Schapachnik: “Vivimos en un mundo donde la tecnología nos rodea y, a veces, nos atraviesa”
El objetivo de la Fundación Sadosky (Argentina) es la articulación entre el sistema científico-tecnológico y la estructura productiva en el ámbito de la informática y las telecomunicaciones. Por ello, Fernando Schapachnik, exdirector del organismo, comentó cómo se deberían estructurar y coordinar la ciencia, la educación y el sector público.
Hoy, es docente de la Universidad de Buenos Aires (UBA), donde se especializó en cómo se está enseñando tecnología en la educación superior. La IA ha penetrado fuertemente en colegios y universidades y eso, para Schapachnik, es un problema tremendo para las futuras generaciones. “Vivimos en un mundo donde la tecnología informática nos rodea y, a veces, nos atraviesa sin que nos demos cuenta”, comentó en Mundo Cuántico.

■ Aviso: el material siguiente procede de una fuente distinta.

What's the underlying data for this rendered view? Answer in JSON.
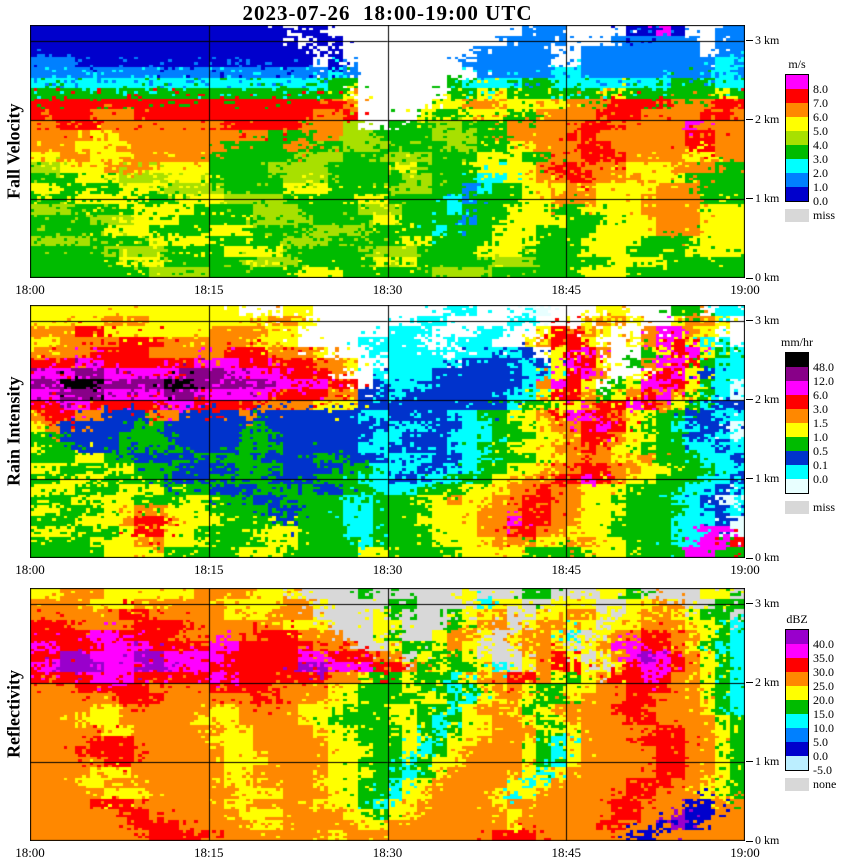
{
  "title": "2023-07-26  18:00-19:00 UTC",
  "chart_data": [
    {
      "type": "heatmap",
      "name": "Fall Velocity",
      "unit": "m/s",
      "x_ticks": [
        "18:00",
        "18:15",
        "18:30",
        "18:45",
        "19:00"
      ],
      "y_ticks": [
        {
          "label": "3 km",
          "km": 3
        },
        {
          "label": "2 km",
          "km": 2
        },
        {
          "label": "1 km",
          "km": 1
        },
        {
          "label": "0 km",
          "km": 0
        }
      ],
      "y_top_km": 3.2,
      "background": "#ffffff",
      "colorbar": {
        "labels": [
          "8.0",
          "7.0",
          "6.0",
          "5.0",
          "4.0",
          "3.0",
          "2.0",
          "1.0",
          "0.0"
        ],
        "colors": [
          "#ff00ff",
          "#ff0000",
          "#ff8800",
          "#ffff00",
          "#a8e000",
          "#00bb00",
          "#00ffff",
          "#0080ff",
          "#0000cc"
        ],
        "missing_label": "miss",
        "missing_color": "#d8d8d8"
      },
      "palette": {
        "m": "#ff00ff",
        "r": "#ff0000",
        "o": "#ff8800",
        "y": "#ffff00",
        "l": "#a8e000",
        "g": "#00bb00",
        "c": "#00ffff",
        "b": "#0080ff",
        "d": "#0000cc",
        ".": "#ffffff"
      },
      "grid_cols": 48,
      "grid_rows_top_to_bottom": [
        "ddddddddddddddddd.dd.............bbb....ddmd..bb",
        "dddddddddddddddddd.dd...........bbbb...bbbbbb.bb",
        "ddddddddddddddddddd.d.........bbbbb..bbbbbbbb.bb",
        "bbbdddddddddddddddd.d........bbbbbb..bbbbbbbbbcc",
        "bbbbbbbbbbbbbbbbbbbbcb........bbbbbccbbbbbbbbbcb",
        "ccccccccccccccccccccgg......gccccggccccccccgggcc",
        "gggggggggggggggggggggy......ggyygggggggyggggggyg",
        "rrrrrrrrrrrrrrrrrrrrro.....yyoooyyyyooorrrrooorr",
        "rrrrooorrrrrrrrrrrroor....yggyyyggoooorrroooorro",
        "oorrroooooooorrrrroool..gggllgggooooorrooooomooor",
        "ooooyyoooooooooogggoollgggglllggoooorroooooorroo",
        "oooyyyoooooooggggoogglllggggllggyyooorrooooorroo",
        "yyooyyyooooogggggglllggglllgggyyyggoorrrooooyyooo",
        "llyyyoooyyyyggggllllggggyyggggyyyyorroooyyyooogg",
        "gggyyylllyyyggggglllgggggllgggccyyoorroooyyygggg",
        "yyggggyyyllllggggyyygggglllggbcggyyyooyyyyoooggg",
        "gggyyyygggyyyllllgggggyyggggcbgggyyoooyyyooooggg",
        "lllggggyyyygggglllgggglllgggcgggyyyggyyyyooooyyy",
        "gggglllyyygggggllllggggyyggggbggyyyygggyyyoooyyy",
        "gggggyyyggggyyyggggllllggggcgggyyyggggyyyyoooyyy",
        "llllggggyyyyggggglllgggggyyggggyyygggyyyyggggyyy",
        "gggggllllggggyyyygggggllllggggyyyggggyyyggggyyyy",
        "ggggggyyygggggllllgggggyyyggggglllgggggyyyyggggg",
        "ggggggggllllggggggyyyggggggllllggggggyyygggggggg"
      ]
    },
    {
      "type": "heatmap",
      "name": "Rain Intensity",
      "unit": "mm/hr",
      "x_ticks": [
        "18:00",
        "18:15",
        "18:30",
        "18:45",
        "19:00"
      ],
      "y_ticks": [
        {
          "label": "3 km",
          "km": 3
        },
        {
          "label": "2 km",
          "km": 2
        },
        {
          "label": "1 km",
          "km": 1
        },
        {
          "label": "0 km",
          "km": 0
        }
      ],
      "y_top_km": 3.2,
      "background": "#ffffff",
      "colorbar": {
        "labels": [
          "48.0",
          "12.0",
          "6.0",
          "3.0",
          "1.5",
          "1.0",
          "0.5",
          "0.1",
          "0.0"
        ],
        "colors": [
          "#000000",
          "#880088",
          "#ff00ff",
          "#ff0000",
          "#ff8800",
          "#ffff00",
          "#00bb00",
          "#0033cc",
          "#00ffff",
          "#e8ffff"
        ],
        "missing_label": "miss",
        "missing_color": "#d8d8d8"
      },
      "palette": {
        "k": "#000000",
        "p": "#880088",
        "m": "#ff00ff",
        "r": "#ff0000",
        "o": "#ff8800",
        "y": "#ffff00",
        "g": "#00bb00",
        "b": "#0033cc",
        "c": "#00ffff",
        "w": "#e8ffff",
        ".": "#ffffff"
      },
      "grid_cols": 48,
      "grid_rows_top_to_bottom": [
        "yyyyyyyyyyyyyy...yy.........cc...ww...yy...gg.cc",
        "yyyyyoooyyyyyyyyooy.......cc....cc...yooy..yooy.",
        "ooorryyyyyyyooooyy......ccc...cc..yrroy..ommoy..",
        "yyoooorrrooooooyyy....cccc..ccc..yorry..yomrycc.",
        "oooorrrrooooorrroooy...ccccc.ccccb.yrmo..gyrmygc",
        "rrrmmrrrrrrmmmrrrrrooy..cccccbbbbcbymry.gommrgcc",
        "mmmppmmmmmpppmmmmrrro..ccccbbbbbbccyrmo..yrmybcc",
        "ppkkkppppkkpppppmmmmrr.bcccbbbbbbcomry.gymmrygcw",
        "mmpppmmmmppmmmmmrrrroobbcbbbbbbbccyrrogyormoygcw",
        "rrmmrrrrrmmrrrrooooyyybbbbbbbbbbcggyyorrmroygcbb",
        "orroobbboobbbbobbbbbbbccbbbbccggyyormmroyyggbbcc",
        "yobbbbbggbbbbbbgbbbbbbbbcccbbccggyyoormryggccbbw",
        "ggbbbbgggbbbbbggbbbbbbbccbbbcccgggyyorroyyggbbcw",
        "yggbbbggggbbbbgggbbbbbccbbbbccggyyyooroyygggccbc",
        "gggyyggbbbbggggbbbbggbbbcccbbccgggyyoooyyogggccb",
        "yygggyygggbbbbgggbbbbggcccbbccggyyyoorrooyygggcc",
        "ggyyyggggbbbggggbbbgggccbbccgggyyoorrmroyygggccb",
        "yyygggyyygggbbbggggbbggcccgggyyyoorooyyyggggccbc",
        "gggyyyygggyygggbbggggccgggyyoyyoorrooyyggggccbww",
        "yygggyyooyyyggggbbgggccggggyyyooorrooyyyggggccbc",
        "gggyyyorroyyyggggbgggccgggyyyyoomrrooyyggggcccbw",
        "yyygggyrryyggggyyygggccggggyyyoorrooyyyggggccmmw",
        "ggggyyyooyyyggggyyggggcggggyyyyoooyyooyygggccmmr",
        "gggggyyyygggggyyygggggyygggggyyyyggggyyyggggmmgg"
      ]
    },
    {
      "type": "heatmap",
      "name": "Reflectivity",
      "unit": "dBZ",
      "x_ticks": [
        "18:00",
        "18:15",
        "18:30",
        "18:45",
        "19:00"
      ],
      "y_ticks": [
        {
          "label": "3 km",
          "km": 3
        },
        {
          "label": "2 km",
          "km": 2
        },
        {
          "label": "1 km",
          "km": 1
        },
        {
          "label": "0 km",
          "km": 0
        }
      ],
      "y_top_km": 3.2,
      "background": "#d8d8d8",
      "colorbar": {
        "labels": [
          "40.0",
          "35.0",
          "30.0",
          "25.0",
          "20.0",
          "15.0",
          "10.0",
          "5.0",
          "0.0",
          "-5.0"
        ],
        "colors": [
          "#9900cc",
          "#ff00ff",
          "#ff0000",
          "#ff8800",
          "#ffff00",
          "#00bb00",
          "#00ffff",
          "#0080ff",
          "#0000cc",
          "#bbeeff"
        ],
        "missing_label": "none",
        "missing_color": "#d8d8d8"
      },
      "palette": {
        "v": "#9900cc",
        "m": "#ff00ff",
        "r": "#ff0000",
        "o": "#ff8800",
        "y": "#ffff00",
        "g": "#00bb00",
        "c": "#00ffff",
        "b": "#0080ff",
        "d": "#0000cc",
        "e": "#bbeeff",
        ".": "#d8d8d8"
      },
      "grid_cols": 48,
      "grid_rows_top_to_bottom": [
        "yyoooyyyyyyooooyyy....g......y...gg...yyg....yy.",
        "ooooyyyooooooyyyyooy....gg....cyy..yyy..yyoo..gg",
        "oooooorroooooyyyooo....yg...gyyo..yyooy.yooyygg.",
        "rrroooorrrrooooooyyy...yy...gyoo.yooyy.yyoooyygc",
        "rrrrmmrrrrooooorrrooo..yg..yooy.yooyc.yoorrooygc",
        "mmrrrmmmrrrrmmrrrrrooo..yggyoy..yooy.yommrroygcc",
        "rrvvmmmvvmmmmrrrrrmmrrroo.yggyy..yory.yomvmroygc",
        "mmvvvmmvvmmmrrrrrrvvmmmrrogyggyc.yorry.yrmmroygc",
        "rrrrmmmrrrrrmmrrrrrrooyggyggcyoorroygyorrmrooygc",
        "ooorrrrroooorrrrooooyygggyggcgyooyggyyoorrrooygc",
        "oooooorrroooooorroooyyggggyygcyyoyggyooorroooygc",
        "ooooyyooooooyyooooyyygggyyggcyooygyoooorrooooygc",
        "oooyyyoooooyyyooooyyggggyygcgyyooygyoooorrooooyg",
        "oooooyyooooooyyooooyyygggygcgyyoooygyooooorrooyg",
        "oooorrroooooyyyoooooyygggycgyyoooygcyoooorrrooyg",
        "ooorrrrooooooyyoooooyyyggycgyooooygcyooooorrooyg",
        "ooooorrooooooyyyooooyygggcgyyooooygcyooooorrooyg",
        "ooooyyyooooooyyoooooyyyggcgyoooooycyoooooorrooyg",
        "oooyyooooooooyyooooyyyggcyyoooooycyooooorrrooyyg",
        "oooooyyyooooooyyyoooyyggcyyooooycyoooooorroooyyg",
        "oooorrrooooooyyooooyyygcyyoooooyooooooorroooddoo",
        "oooooorrooooooyyyooooyygyyooooooyoooooorroovddoo",
        "ooooooorrroooooyyoooooyyooooooooyooooorroodvdooo",
        "oooooooorrrrooooooooyoooooooooorrrooooooddoooooo"
      ]
    }
  ]
}
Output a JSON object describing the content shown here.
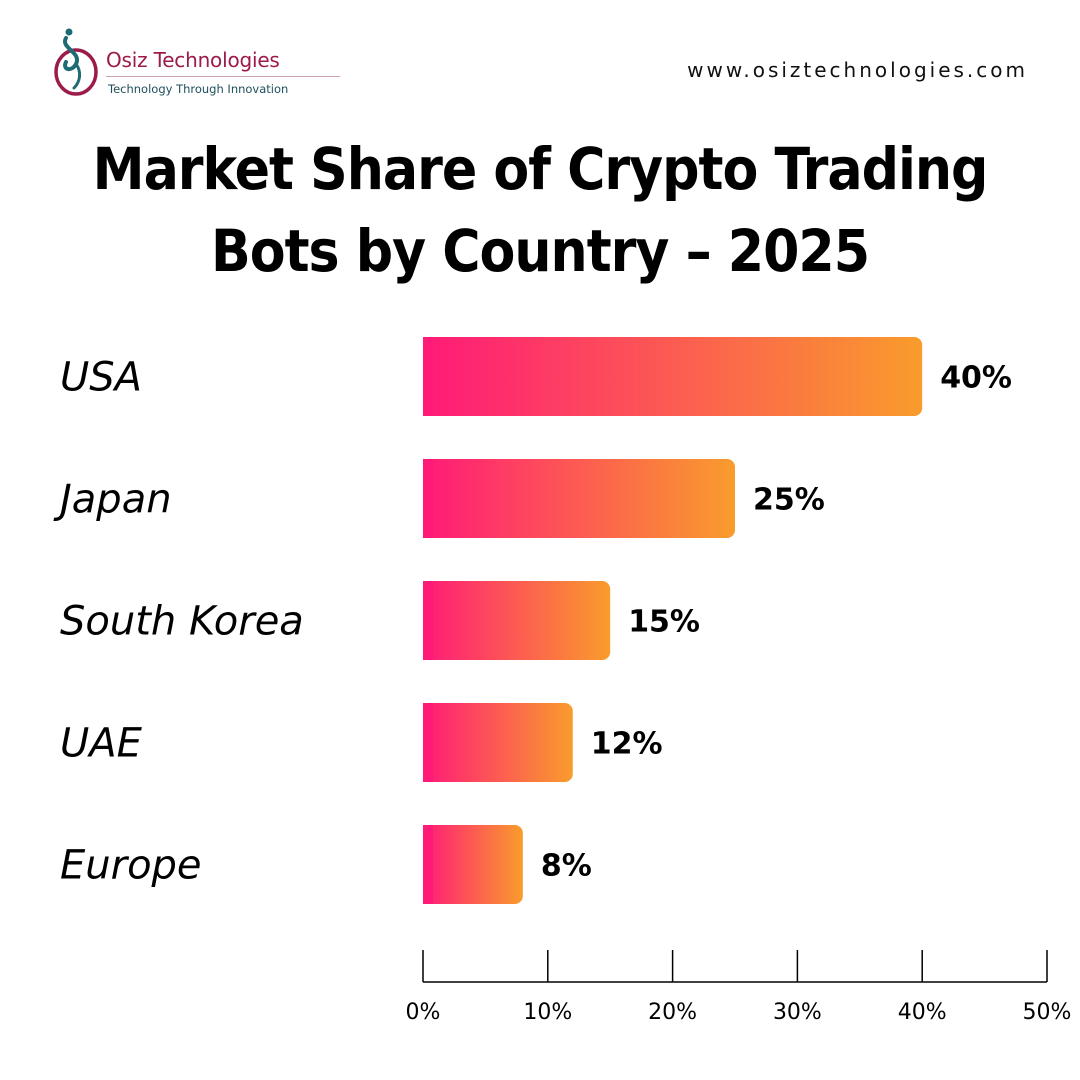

Para el profesor argentino, es mucho más importante enseñar (en la educación básica, principalmente) cómo funciona -técnicamente- esa tecnología. “Hoy parecería que la IA es una cosa distinta. Y no, la IA es una tecnología computacional. En las escuelas no nos están enseñando a entender el mundo con mayor profundidad”, añadió.
Para Schapachnik hay que separar, y estudiar, dos ámbitos conceptuales. Primero, se debe usar la tecnología solo como apoyo para aprender el resto de los conocimientos. Y dos, la tecnología se debe enseñar como objeto de estudio. “Recientemente estuvimos en Uruguay, donde elaboramos una guía llamada ‘Secuencias didácticas’, donde abordamos cuestiones técnicas y sociales sobre la IA”, contó.
Modelos de lenguaje
Fernando Schapachnik sostuvo que la mayoría de las personas se acerca a la IA solo a través de las LLM, que es el sistema diseñado para comprender, procesar y generar lenguaje humano; pero que hay muchas otras formas de aplicarla. Por ejemplo, contó, en la Fundación Sadosky diseñaron una señal sonora para un pozo petrolero, con rebote de onda, para predecir cuánto combustible quedaba.
Además, docentes de la UBA -comentó- diseñaron frases determinadas, hechas con IA, para medir la fluidez lectora de sus alumnos. “Esos son buenos usos y los separo por completo de las LLM. Me preocupa su uso en el aula, ya que están cercenando nuestra capacidad de pensar”, alertó Schapachnik.
El profesor de la UBA contó un ejemplo, donde tres grupos de alumnos debían hacer una presentación sobre temas de actualidad. El primer grupo podía guglear la información, el segundo usar aplicaciones como ChatGPT y, el tercero, solo podía armar su trabajo con recuerdos propios de la materia. “Cuando fue la presentación, el grupo que usó ChatGPT no recordaba lo que habían escrito”, indicó.
Finalmente, Fernando Schapachnik indicó que los niños y jóvenes deben ampliar su imaginario, principalmente, a través de la lectura. Los libros fomentan la imaginación y la creatividad. “Leer es un esfuerzo. Por eso, invito a los padres a resistir esa tentación, a encontrarles (a sus hijos) otras actividades lúdicas que despierten la creatividad y favorezcan la socialización”, recalcó.